Omicidio stradale e danno da perdita parentale
Uno degli aspetti più delicati che un avvocato deve gestire in caso di incidente mortale è il danno subìto dai prossimi congiunti. Perdere una persona cara in maniera improvvisa e traumatica comporta conseguenze profonde sul piano personale.
Tali ripercussioni si concretizzano non solo nel dolore del lutto, ma nella perdita di un sistema di vita equilibrato, che si fonda sulla condivisione affettiva quotidiana tra familiari e tra chi aveva costruito nel tempo un rapporto profondo e duraturo con la vittima.
Questo tipo di danno viene comunemente definito danno da perdita parentale.
Tra i soggetti che hanno diritto ad essere risarciti vi sono innanzitutto i parenti della vittima:
- Padre
- Madre
- Figli
- Fratelli e Sorelle
- Nonni
- Nipoti
Hanno poi diritto al risarcimento tutti quei soggetti che hanno avuto un legame stabile e profondo con la vittima. Legame che dovrà risultare esser stato caratterizzato da una duratura e significativa comunanza di vita e affetti.

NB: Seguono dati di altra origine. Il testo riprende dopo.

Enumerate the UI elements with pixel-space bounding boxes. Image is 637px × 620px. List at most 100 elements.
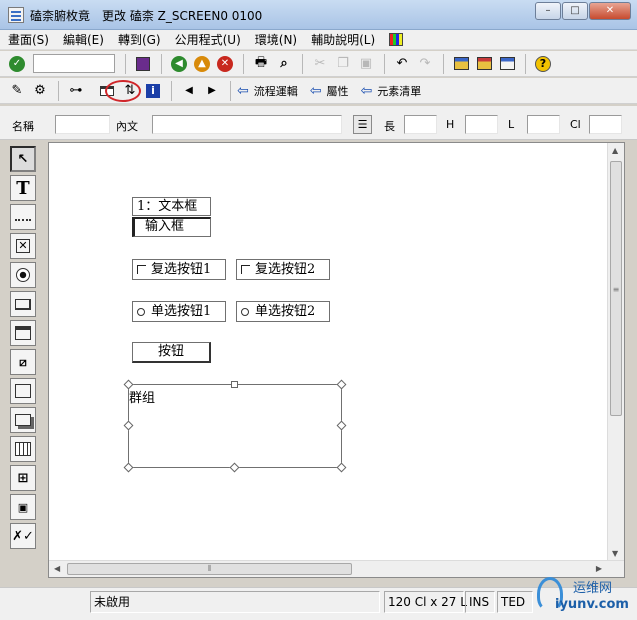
palette-input-field[interactable] [10,204,36,230]
menu-utilities[interactable]: 公用程式(U) [175,31,241,48]
close-button[interactable]: ✕ [589,2,631,20]
binoculars-icon: ⌕ [280,56,288,71]
scroll-left-icon[interactable]: ◀ [54,564,60,573]
palette-custom-control[interactable]: ▣ [10,494,36,520]
list-icon: ☰ [357,118,368,131]
hierarchy-icon: ⊶ [69,83,83,98]
palette-box[interactable] [10,378,36,404]
wizard-icon: ⧄ [19,354,27,369]
save-button[interactable] [132,54,154,74]
palette-tabstrip-wizard[interactable]: ⧄ [10,349,36,375]
push-button-icon [15,298,31,310]
height-field[interactable] [465,115,498,134]
attributes-button[interactable]: ⇦ 屬性 [310,83,349,99]
custom-control-icon: ▣ [17,500,29,514]
palette-tabstrip[interactable] [10,320,36,346]
canvas-push-button[interactable]: 按钮 [132,342,211,363]
triangle-left-icon: ◀ [185,85,193,96]
horizontal-scroll-thumb[interactable]: ⦀ [67,563,352,575]
cut-button[interactable]: ✂ [309,54,331,74]
layout-button-1[interactable] [450,54,472,74]
name-field[interactable] [55,115,110,134]
canvas-text-field[interactable]: 1：文本框 [132,197,211,216]
help-button[interactable]: ? [532,54,554,74]
name-label: 名稱 [12,120,34,133]
watermark-logo: 运维网 iyunv.com [533,571,633,617]
checkmark-icon: ✓ [9,55,25,72]
watermark-en: iyunv.com [555,597,629,612]
text-select-button[interactable]: ☰ [353,115,372,134]
line-field[interactable] [527,115,560,134]
scroll-up-icon[interactable]: ▲ [612,146,618,155]
palette-subscreen[interactable] [10,407,36,433]
vertical-scroll-thumb[interactable]: ≡ [610,161,622,416]
canvas-radio-1[interactable]: 单选按钮1 [132,301,226,322]
color-palette-icon[interactable] [389,33,404,46]
help-question-icon: ? [535,55,551,72]
canvas-checkbox-1[interactable]: 复选按钮1 [132,259,226,280]
element-palette: ↖ T ✕ ⧄ ⊞ ▣ ✗✓ [10,146,42,552]
exit-button[interactable]: ▲ [191,54,213,74]
cancel-button[interactable]: ✕ [214,54,236,74]
menu-environment[interactable]: 環境(N) [255,31,297,48]
activate-button[interactable]: ⚙ [29,81,51,101]
back-button[interactable]: ◀ [168,54,190,74]
canvas-checkbox-2[interactable]: 复选按钮2 [236,259,330,280]
flow-logic-button[interactable]: ⇦ 流程運輯 [237,83,298,99]
title-bar: 磕柰腑枚竟 更改 磕柰 Z_SCREEN0 0100 – □ ✕ [0,0,637,30]
menu-edit[interactable]: 編輯(E) [63,31,104,48]
app-icon[interactable] [8,7,24,23]
find-button[interactable]: ⌕ [273,54,295,74]
palette-push-button[interactable] [10,291,36,317]
table-grid-icon [15,442,31,456]
column-field[interactable] [589,115,622,134]
arrow-left-icon: ⇦ [309,82,322,99]
canvas-input-field[interactable]: 输入框 [132,217,211,237]
menu-screen[interactable]: 畫面(S) [8,31,49,48]
palette-text-field[interactable]: T [10,175,36,201]
palette-status-icon[interactable]: ✗✓ [10,523,36,549]
maximize-button[interactable]: □ [562,2,588,20]
undo-button[interactable]: ↶ [391,54,413,74]
floppy-disk-icon [136,56,150,71]
next-button[interactable]: ▶ [201,81,223,101]
triangle-right-icon: ▶ [208,85,216,96]
resize-handle[interactable] [231,381,238,388]
previous-button[interactable]: ◀ [178,81,200,101]
palette-radio-button[interactable] [10,262,36,288]
enter-button[interactable]: ✓ [6,54,28,74]
column-label: Cl [570,118,581,131]
text-field[interactable] [152,115,342,134]
layout-button-3[interactable] [496,54,518,74]
resize-handle[interactable] [336,462,347,473]
height-label: H [446,118,455,131]
vertical-scrollbar[interactable]: ▲ ≡ ▼ [607,143,624,561]
paste-button[interactable]: ▣ [355,54,377,74]
menu-goto[interactable]: 轉到(G) [118,31,161,48]
copy-button[interactable]: ❐ [332,54,354,74]
standard-toolbar: ✓ ◀ ▲ ✕ 🖶 ⌕ ✂ ❐ ▣ ↶ ↷ ? [0,51,637,77]
minimize-button[interactable]: – [535,2,561,20]
length-field[interactable] [404,115,437,134]
table-wizard-icon: ⊞ [17,470,29,486]
checkbox-box-icon [137,265,146,274]
palette-table-wizard[interactable]: ⊞ [10,465,36,491]
redo-button[interactable]: ↷ [414,54,436,74]
length-label: 長 [384,120,395,133]
menu-help[interactable]: 輔助說明(L) [311,31,375,48]
hierarchy-button[interactable]: ⊶ [65,81,87,101]
canvas-radio-2[interactable]: 单选按钮2 [236,301,330,322]
scroll-down-icon[interactable]: ▼ [612,549,618,558]
palette-checkbox[interactable]: ✕ [10,233,36,259]
change-display-button[interactable]: ✎ [6,81,28,101]
command-field[interactable] [33,54,115,73]
screen-layout-canvas[interactable]: 1：文本框 输入框 复选按钮1 复选按钮2 单选按钮1 单选按钮2 按钮 群组 … [48,142,625,578]
layout-button-2[interactable] [473,54,495,74]
print-button[interactable]: 🖶 [250,54,272,74]
status-ted: TED [497,591,533,613]
palette-select-pointer[interactable]: ↖ [10,146,36,172]
canvas-group-box[interactable]: 群组 [128,384,342,468]
element-list-button[interactable]: ⇦ 元素清單 [360,83,421,99]
palette-table-control[interactable] [10,436,36,462]
info-button[interactable]: i [142,81,164,101]
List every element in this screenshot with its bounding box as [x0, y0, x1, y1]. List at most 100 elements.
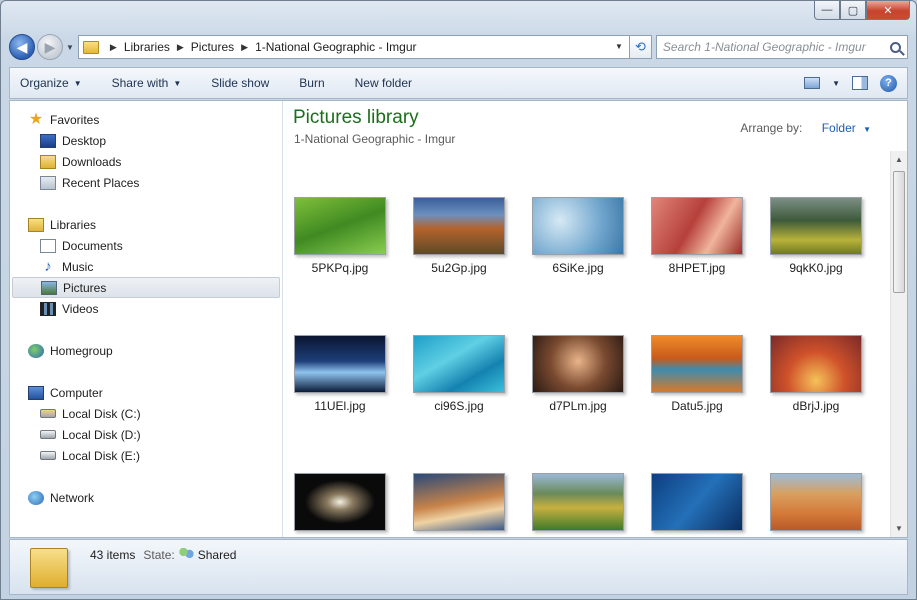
organize-menu[interactable]: Organize ▼ [20, 76, 82, 90]
breadcrumb-pictures[interactable]: Pictures [191, 40, 234, 54]
nav-label: Downloads [62, 154, 122, 169]
file-name: d7PLm.jpg [549, 399, 607, 413]
chevron-right-icon[interactable]: ▶ [241, 42, 248, 53]
folder-icon [30, 548, 68, 588]
file-item[interactable]: ci96S.jpg [413, 335, 505, 413]
image-thumbnail[interactable] [413, 335, 505, 393]
file-item[interactable]: 9qkK0.jpg [770, 197, 862, 275]
image-thumbnail[interactable] [294, 473, 386, 531]
image-thumbnail[interactable] [770, 473, 862, 531]
drive-icon [40, 451, 56, 460]
new-folder-button[interactable]: New folder [355, 76, 412, 90]
computer-icon [28, 385, 44, 400]
file-item[interactable]: dBrjJ.jpg [770, 335, 862, 413]
network-icon [28, 490, 44, 505]
search-icon[interactable] [890, 41, 901, 53]
nav-music[interactable]: ♪ Music [10, 256, 282, 277]
file-name: 6SiKe.jpg [552, 261, 604, 275]
minimize-button[interactable]: — [814, 1, 840, 20]
state-label: State: [143, 548, 175, 562]
image-thumbnail[interactable] [770, 197, 862, 255]
nav-disk-e[interactable]: Local Disk (E:) [10, 445, 282, 466]
image-thumbnail[interactable] [532, 473, 624, 531]
scrollbar-thumb[interactable] [893, 171, 905, 293]
burn-button[interactable]: Burn [299, 76, 324, 90]
refresh-button[interactable]: ⟲ [629, 35, 652, 59]
main-area: ★ Favorites Desktop Downloads Recent Pla… [9, 100, 908, 551]
nav-downloads[interactable]: Downloads [10, 151, 282, 172]
chevron-right-icon[interactable]: ▶ [110, 42, 117, 53]
forward-button[interactable]: ▶ [37, 34, 63, 60]
nav-label: Local Disk (C:) [62, 406, 141, 421]
toolbar-right-group: ▼ ? [804, 74, 897, 92]
share-with-menu[interactable]: Share with ▼ [112, 76, 182, 90]
chevron-down-icon[interactable]: ▼ [863, 125, 871, 134]
library-subtitle: 1-National Geographic - Imgur [294, 132, 456, 146]
nav-libraries[interactable]: Libraries [10, 214, 282, 235]
file-name: 11UEl.jpg [314, 399, 366, 413]
nav-label: Documents [62, 238, 123, 253]
slide-show-button[interactable]: Slide show [211, 76, 269, 90]
chevron-down-icon[interactable]: ▼ [615, 42, 623, 51]
nav-favorites[interactable]: ★ Favorites [10, 109, 282, 130]
scroll-down-arrow[interactable]: ▼ [891, 520, 907, 537]
nav-homegroup[interactable]: Homegroup [10, 340, 282, 361]
image-thumbnail[interactable] [413, 473, 505, 531]
nav-disk-c[interactable]: Local Disk (C:) [10, 403, 282, 424]
image-thumbnail[interactable] [413, 197, 505, 255]
nav-videos[interactable]: Videos [10, 298, 282, 319]
library-title: Pictures library [293, 107, 419, 128]
preview-pane-icon[interactable] [852, 76, 868, 90]
nav-computer[interactable]: Computer [10, 382, 282, 403]
scroll-up-arrow[interactable]: ▲ [891, 151, 907, 168]
image-thumbnail[interactable] [651, 197, 743, 255]
recent-pages-dropdown[interactable]: ▼ [66, 43, 74, 52]
image-thumbnail[interactable] [651, 473, 743, 531]
image-thumbnail[interactable] [532, 335, 624, 393]
file-item[interactable]: 8HPET.jpg [651, 197, 743, 275]
vertical-scrollbar[interactable]: ▲ ▼ [890, 151, 907, 537]
close-button[interactable]: ✕ [866, 1, 910, 20]
file-item[interactable]: d7PLm.jpg [532, 335, 624, 413]
chevron-right-icon[interactable]: ▶ [177, 42, 184, 53]
nav-label: Computer [50, 385, 103, 400]
help-icon[interactable]: ? [880, 74, 897, 92]
file-item[interactable]: 11UEl.jpg [294, 335, 386, 413]
chevron-down-icon[interactable]: ▼ [832, 79, 840, 88]
nav-label: Desktop [62, 133, 107, 148]
nav-pictures[interactable]: Pictures [12, 277, 280, 298]
image-thumbnail[interactable] [294, 197, 386, 255]
breadcrumb-current-folder[interactable]: 1-National Geographic - Imgur [255, 40, 416, 54]
nav-label: Music [62, 259, 94, 274]
file-name: 5PKPq.jpg [311, 261, 369, 275]
maximize-button[interactable]: ▢ [840, 1, 866, 20]
downloads-folder-icon [40, 154, 56, 169]
back-button[interactable]: ◀ [9, 34, 35, 60]
nav-network[interactable]: Network [10, 487, 282, 508]
file-view: Pictures library 1-National Geographic -… [283, 101, 907, 551]
nav-documents[interactable]: Documents [10, 235, 282, 256]
breadcrumb-libraries[interactable]: Libraries [124, 40, 170, 54]
arrange-by-label: Arrange by: [740, 121, 803, 135]
documents-icon [40, 238, 56, 253]
change-view-icon[interactable] [804, 77, 821, 89]
file-item[interactable]: Datu5.jpg [651, 335, 743, 413]
arrange-by-dropdown[interactable]: Folder [822, 121, 856, 135]
address-bar[interactable]: ▶ Libraries ▶ Pictures ▶ 1-National Geog… [77, 35, 630, 59]
file-item[interactable]: 5u2Gp.jpg [413, 197, 505, 275]
image-thumbnail[interactable] [294, 335, 386, 393]
file-item[interactable]: 6SiKe.jpg [532, 197, 624, 275]
nav-label: Libraries [50, 217, 97, 232]
file-item[interactable]: 5PKPq.jpg [294, 197, 386, 275]
music-icon: ♪ [44, 257, 52, 275]
nav-desktop[interactable]: Desktop [10, 130, 282, 151]
nav-recent-places[interactable]: Recent Places [10, 172, 282, 193]
image-thumbnail[interactable] [651, 335, 743, 393]
command-toolbar: Organize ▼ Share with ▼ Slide show Burn … [9, 67, 908, 99]
caption-buttons: — ▢ ✕ [814, 1, 910, 20]
image-thumbnail[interactable] [532, 197, 624, 255]
search-placeholder: Search 1-National Geographic - Imgur [662, 40, 866, 54]
search-input[interactable]: Search 1-National Geographic - Imgur [655, 35, 908, 59]
image-thumbnail[interactable] [770, 335, 862, 393]
nav-disk-d[interactable]: Local Disk (D:) [10, 424, 282, 445]
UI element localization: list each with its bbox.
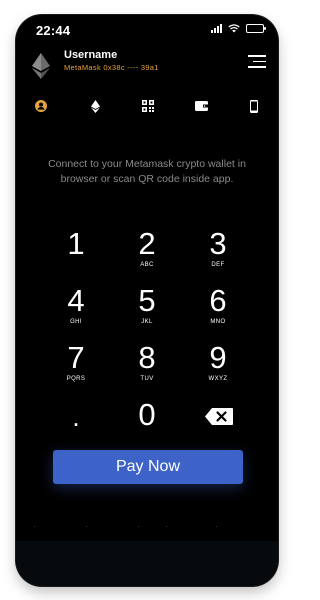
battery-icon [246, 24, 266, 33]
status-bar: 22:44 [16, 15, 278, 43]
status-time: 22:44 [36, 23, 71, 38]
key-6[interactable]: 6 MNO [188, 284, 248, 336]
ethereum-logo [32, 53, 50, 79]
key-0[interactable]: 0 [117, 398, 177, 450]
key-1[interactable]: 1 [46, 227, 106, 279]
key-5[interactable]: 5 JKL [117, 284, 177, 336]
key-decimal[interactable]: . [46, 398, 106, 450]
wifi-icon [228, 24, 240, 33]
tab-user[interactable] [28, 93, 54, 119]
ethereum-icon [90, 99, 100, 113]
user-icon [35, 100, 47, 112]
phone-frame: 22:44 Username MetaMask 0x38c ---- 39a1 [16, 15, 278, 586]
username: Username [64, 49, 118, 61]
tab-qr-code[interactable] [135, 93, 161, 119]
key-2[interactable]: 2 ABC [117, 227, 177, 279]
pay-now-button[interactable]: Pay Now [53, 450, 243, 484]
key-8[interactable]: 8 TUV [117, 341, 177, 393]
bottom-bar [16, 541, 278, 586]
hamburger-menu-icon[interactable] [248, 55, 266, 69]
mobile-phone-icon [250, 99, 258, 113]
instruction-text: Connect to your Metamask crypto wallet i… [48, 158, 246, 185]
key-7[interactable]: 7 PQRS [46, 341, 106, 393]
divider [16, 526, 278, 528]
key-3[interactable]: 3 DEF [188, 227, 248, 279]
wallet-address[interactable]: MetaMask 0x38c ---- 39a1 [64, 63, 159, 72]
backspace-icon[interactable] [199, 401, 239, 431]
tab-mobile[interactable] [241, 93, 267, 119]
tab-ethereum[interactable] [82, 93, 108, 119]
header: Username MetaMask 0x38c ---- 39a1 [16, 47, 278, 89]
key-9[interactable]: 9 WXYZ [188, 341, 248, 393]
qr-code-icon [142, 100, 154, 112]
wallet-icon [194, 101, 208, 111]
tab-wallet[interactable] [188, 93, 214, 119]
status-icons [211, 24, 266, 33]
tab-bar [16, 93, 278, 119]
key-4[interactable]: 4 GHI [46, 284, 106, 336]
cellular-signal-icon [211, 24, 222, 33]
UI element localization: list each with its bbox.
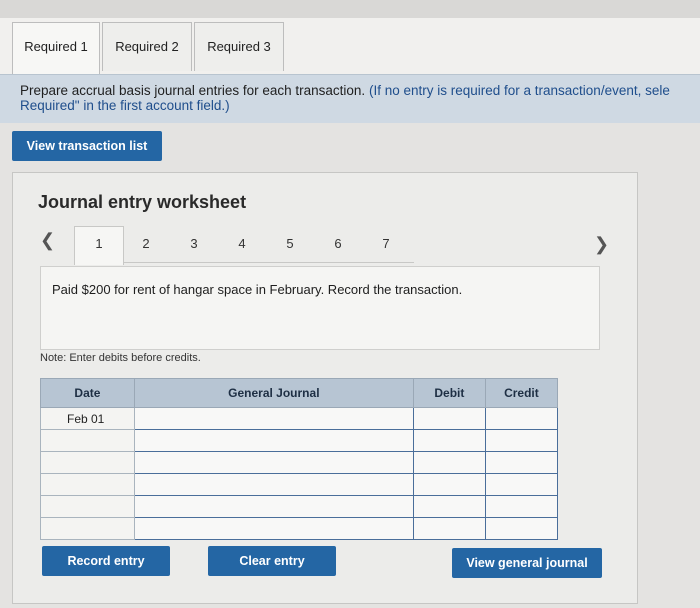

Ne consegue che saranno legittimati a richiedere il risarcimento del danno parentale anche il compagno o la compagna del soggetto deceduto e ciò a prescindere dalla sussistenza di uno stabile rapporto di coabitazione.
Ma come si calcola il danno da perdita parentale?
Normalmente i Tribunali utilizzano Tabelle nazionali per la quantificazione del risarcimento ma, nella prassi, non esistono calcoli standardizzati o somme prestabilite, perché ogni singolo caso ha le sue particolarità.
Il soggetto danneggiato dovrà infatti dimostrare in modo oggettivo il danno subito e il tipo di legame affettivo che aveva con la vittima, posto che il giudice valuterà tale danno in ragione delle prove prodotte.